Le président a été élu en raison de ses réalisations, mais aussi pour le programme qu’il a adopté. Il a parlé d’un grand et d’un réel changement. Il s’est engagé vis-à-vis des citoyens et je pense qu’il entamera immédiatement son application, notamment les dossiers économique et des services.

— Cette expérience n’a-t-elle pas mis au jour des différends ou encore des conflits entre ce qu’on appelle l’ancienne garde et la nouvelle génération du PND ?

— C’était une mission dirigée par le président, et il a chargé un certain nombre de personnes pour l’achever. Ainsi, la campagne se menait sur deux niveaux. Le secrétariat général du parti, qui donnait les instructions, et un autre niveau exécutif.

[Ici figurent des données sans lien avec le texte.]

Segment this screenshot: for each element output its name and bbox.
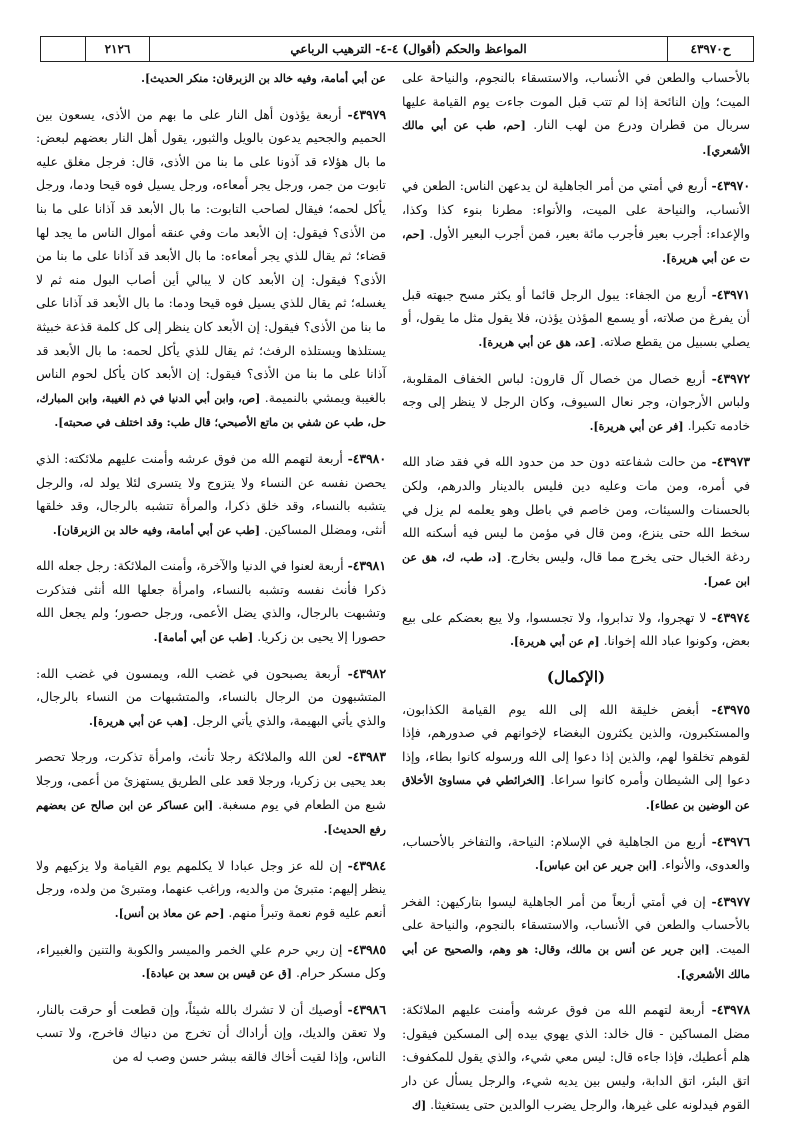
hadith-source: [ابن جرير عن ابن عباس]. [535, 859, 658, 873]
hadith-number: ٤٣٩٧٥- [711, 701, 750, 717]
hadith-entry [36, 998, 386, 1070]
header-title: المواعظ والحكم (أقوال) ٤-٤- الترهيب الرباعي [149, 37, 667, 61]
entry-text: بالأحساب والطعن في الأنساب، والاستسقاء بالنجوم، والنياحة على الميت؛ وإن النائحة إذا لم تتب قبل الموت جاءت يوم القيامة عليها سربال من قطران ودرع من لهب النار. [402, 70, 750, 133]
hadith-number: ٤٣٩٧٤- [711, 609, 750, 625]
hadith-entry [36, 854, 386, 926]
hadith-source: [حم، ت عن أبي هريرة]. [402, 227, 750, 266]
hadith-number: ٤٣٩٧٩- [347, 106, 386, 122]
hadith-text: أربع في أمتي من أمر الجاهلية لن يدعهن الناس: الطعن في الأنساب، والنياحة على الميت، والأنواء: مطرنا بنوء كذا وكذا، والإعداء: أجرب بعير فأجرب مائة بعير، فمن أجرب البعير الأول. [402, 178, 750, 241]
hadith-source: [الخرائطي في مساوئ الأخلاق عن الوضين بن عطاء]. [402, 774, 750, 813]
hadith-entry [36, 103, 386, 435]
page-number: ٢١٢٦ [85, 37, 149, 61]
hadith-text: إن ربي حرم علي الخمر والميسر والكوبة والتنين والغبيراء، وكل مسكر حرام. [36, 941, 386, 981]
hadith-entry [402, 698, 750, 818]
hadith-number: ٤٣٩٨٤- [347, 857, 386, 873]
hadith-text: أربعة يصبحون في غضب الله، ويمسون في غضب الله: المتشبهون من الرجال بالنساء، والمتشبهات من النساء بالرجال، والذي يأتي البهيمة، والذي يأتي الرجل. [36, 665, 386, 728]
continuation-entry [36, 66, 386, 91]
hadith-entry [36, 662, 386, 734]
hadith-text: لعن الله والملائكة رجلا تأنث، وامرأة تذكرت، ورجلا تحصر بعد يحيى بن زكريا، ورجلا قعد على الطريق يستهزئ من أعمى، ورجلا شبع من الطعام في يوم مسغبة. [36, 749, 387, 812]
hadith-number: ٤٣٩٨٢- [347, 665, 386, 681]
hadith-entry [36, 938, 386, 986]
hadith-entry [36, 745, 386, 841]
hadith-number: ٤٣٩٧٧- [711, 893, 750, 909]
hadith-source: [هب عن أبي هريرة]. [88, 714, 189, 728]
continuation-entry [402, 66, 750, 162]
running-header [40, 36, 754, 62]
hadith-text: إن لله عز وجل عبادا لا يكلمهم يوم القيامة ولا يزكيهم ولا ينظر إليهم: متبرئ من والديه، وراغب عنهما، ومتبرئ من ولده، ورجل أنعم عليه قوم نعمة وتبرأ منهم. [36, 857, 386, 920]
hadith-entry [402, 174, 750, 270]
hadith-number: ٤٣٩٧٣- [711, 454, 750, 470]
hadith-number: ٤٣٩٧١- [711, 286, 750, 302]
hadith-source: [طب عن أبي أمامة، وفيه خالد بن الزبرقان]. [52, 523, 261, 537]
hadith-entry [36, 554, 386, 649]
hadith-text: أبغض خليقة الله إلى الله يوم القيامة الكذابون، والمستكبرون، والذين يكثرون البغضاء لإخوانهم في صدورهم، فإذا لقوهم تخلقوا لهم، والذين إذا دعوا إلى الله ورسوله كانوا بطاء، وإذا دعوا إلى الشيطان وأمره كانوا سراعا. [402, 701, 750, 788]
hadith-entry [402, 830, 750, 878]
hadith-text: لا تهجروا، ولا تدابروا، ولا تجسسوا، ولا يبع بعضكم على بيع بعض، وكونوا عباد الله إخوانا. [402, 609, 750, 649]
entry-source: [حم، طب عن أبي مالك الأشعري]. [402, 119, 750, 157]
hadith-number: ٤٣٩٧٦- [711, 833, 750, 849]
hadith-source: [طب عن أبي أمامة]. [153, 631, 254, 645]
hadith-entry [402, 367, 750, 439]
header-blank-cell [41, 37, 85, 61]
hadith-source: [ق عن قيس بن سعد بن عبادة]. [141, 967, 292, 981]
hadith-text: أربعة لتهمم الله من فوق عرشه وأمنت عليهم الملائكة: مضل المساكين - قال خالد: الذي يهوي بيده إلى المسكين فيقول: هلم أعطيك، فإذا جاءه قال: ليس معي شيء، والذي يقول للمكفوف: اتق البئر، اتق الدابة، وليس بين يديه شيء، والرجل يسأل عن دار القوم فيدلونه على غيرها، والرجل يضرب الوالدين حتى يستغيثا. [402, 1002, 750, 1112]
hadith-text: أربعة لتهمم الله من فوق عرشه وأمنت عليهم ملائكته: الذي يحصن نفسه عن النساء ولا يتزوج ولا يتسرى لئلا يولد له، والرجل يتشبه بالنساء، وقد خلق ذكرا، والمرأة تتشبه بالرجال، وقد خلقها أنثى، ومضلل المساكين. [36, 450, 386, 537]
left-column [36, 66, 386, 1082]
hadith-source: [م عن أبي هريرة]. [510, 635, 600, 649]
hadith-source: [ص، وابن أبي الدنيا في ذم الغيبة، وابن المبارك، حل، طب عن شفي بن ماتع الأصبحي؛ قال طب: وقد اختلف في صحبته]. [36, 391, 386, 430]
hadith-number: ٤٣٩٨٣- [347, 749, 386, 765]
hadith-text: أربعة لعنوا في الدنيا والآخرة، وأمنت الملائكة: رجل جعله الله ذكرا فأنث نفسه وتشبه بالنساء، وامرأة جعلها الله أنثى فتذكرت وتشبهت بالرجال، والذي يضل الأعمى، ورجل حصور؛ ولم يجعل الله حصورا إلا يحيى بن زكريا. [36, 558, 386, 645]
right-column [402, 66, 750, 1129]
hadith-number: ٤٣٩٨١- [347, 558, 386, 574]
hadith-number: ٤٣٩٨٠- [347, 450, 386, 466]
hadith-entry [402, 998, 750, 1117]
hadith-text: أوصيك أن لا تشرك بالله شيئاً، وإن قطعت أو حرقت بالنار، ولا تعقن والديك، وإن أراداك أن تخرج من دنياك فاخرج، ولا تسب الناس، وإذا لقيت أخاك فالقه ببشر حسن وصب له من [36, 1001, 386, 1064]
hadith-text: من حالت شفاعته دون حد من حدود الله في فقد ضاد الله في أمره، ومن مات وعليه دين فليس بالدينار والدرهم، ولكن بالحسنات والسيئات، ومن خاصم في باطل وهو يعلمه لم يزل في سخط الله حتى ينزع، ومن قال في مؤمن ما ليس فيه أسكنه الله ردغة الخبال حتى يخرج مما قال، وليس بخارج. [402, 454, 750, 564]
hadith-source: [ابن جرير عن أنس بن مالك، وقال: هو وهم، والصحيح عن أبي مالك الأشعري]. [402, 943, 750, 981]
hadith-entry [402, 283, 750, 355]
hadith-text: أربعة يؤذون أهل النار على ما بهم من الأذى، يسعون بين الحميم والجحيم يدعون بالويل والثبور، يقول أهل النار بعضهم لبعض: ما بال هؤلاء قد آذونا على ما بنا من الأذى، قال: فرجل مغلق عليه تابوت من جمر، ورجل يجر أمعاءه، ورجل يسيل فوه قيحا ودما، ورجل يأكل لحمه؛ فيقال لصاحب التابوت: ما بال الأبعد قد آذانا على ما بنا من الأذى؟ فيقول: إن الأبعد مات وفي عنقه أموال الناس ما يجد لها قضاء؛ ثم يقال للذي يجر أمعاءه: ما بال الأبعد قد آذانا على ما بنا من الأذى؟ فيقول: إن الأبعد كان لا يبالي أين أصاب البول منه ثم لا يغسله؛ ثم يقال للذي يسيل فوه قيحا ودما: ما بال الأبعد قد آذانا على ما بنا من الأذى؟ فيقول: إن الأبعد كان ينظر إلى كل كلمة قذعة خبيثة يستلذها ويستلذه الرفث؛ ثم يقال للذي يأكل لحمه: ما بال الأبعد قد آذانا على ما بنا من الأذى؟ فيقول: إن الأبعد كان يأكل لحوم الناس بالغيبة ويمشي بالنميمة. [36, 106, 386, 405]
hadith-number: ٤٣٩٨٥- [347, 941, 386, 957]
entry-source: عن أبي أمامة، وفيه خالد بن الزبرقان: منكر الحديث]. [141, 72, 386, 85]
hadith-source: [د، طب، ك، هق عن ابن عمر]. [402, 550, 750, 589]
hadith-source: [ابن عساكر عن ابن صالح عن بعضهم رفع الحديث]. [36, 798, 386, 837]
hadith-number: ٤٣٩٨٦- [347, 1001, 386, 1017]
hadith-entry [402, 606, 750, 654]
hadith-number: ٤٣٩٧٨- [711, 1002, 750, 1018]
hadith-number: ٤٣٩٧٠- [711, 178, 750, 194]
hadith-text: أربع خصال من خصال آل قارون: لباس الخفاف المقلوبة، ولباس الأرجوان، وجر نعال السيوف، وكان الرجل لا ينظر إلى وجه خادمه تكبرا. [402, 370, 750, 433]
hadith-source: [حم عن معاذ بن أنس]. [114, 907, 225, 920]
section-heading: (الإكمال) [546, 668, 606, 687]
hadith-number: ٤٣٩٧٢- [711, 370, 750, 386]
hadith-entry [402, 450, 750, 594]
hadith-text: إن في أمتي أربعاً من أمر الجاهلية ليسوا بتاركيهن: الفخر بالأحساب والطعن في الأنساب، والاستسقاء بالنجوم، والنياحة على الميت. [402, 893, 750, 956]
hadith-source: [ك [411, 1098, 427, 1112]
hadith-source: [فر عن أبي هريرة]. [589, 419, 684, 433]
header-hadith-number: ح٤٣٩٧٠ [667, 37, 753, 61]
hadith-entry [402, 890, 750, 986]
hadith-text: أربع من الجاهلية في الإسلام: النياحة، والتفاخر بالأحساب، والعدوى، والأنواء. [402, 833, 750, 873]
hadith-text: أربع من الجفاء: يبول الرجل قائما أو يكثر مسح جبهته قبل أن يفرغ من صلاته، أو يسمع المؤذن يؤذن، فلا يقول مثل ما يقول، أو يصلي بسبيل من يقطع صلاته. [402, 286, 750, 349]
hadith-source: [عد، هق عن أبي هريرة]. [478, 335, 596, 349]
hadith-entry [36, 447, 386, 542]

C’est ce dernier qui a été dominé par des figures plutôt jeunes. En effet, au sein du PND on peut parler de trois générations : l’ancienne, la moyenne et les jeunes. Ces trois générations ont suivi certes des formations bien différentes, et sont passées par des expériences divergentes, ce qui fait que les visions ne sont pas toujours les mêmes. Ce n’est en aucun cas négatif, je crois qu’en revanche ceci enrichit les débats entre les membres du parti. Mais de manière plus générale, la tendance de Moubarak n’est pas liée à une génération ou à une autre. C’est une vision, voire un mode de vie. Nous passons par une nouvelle phase qui exige une manière inaccoutumée de travail et malheureusement, certains ne sont pas encore conscients qu’il y a un changement en cours dans la société.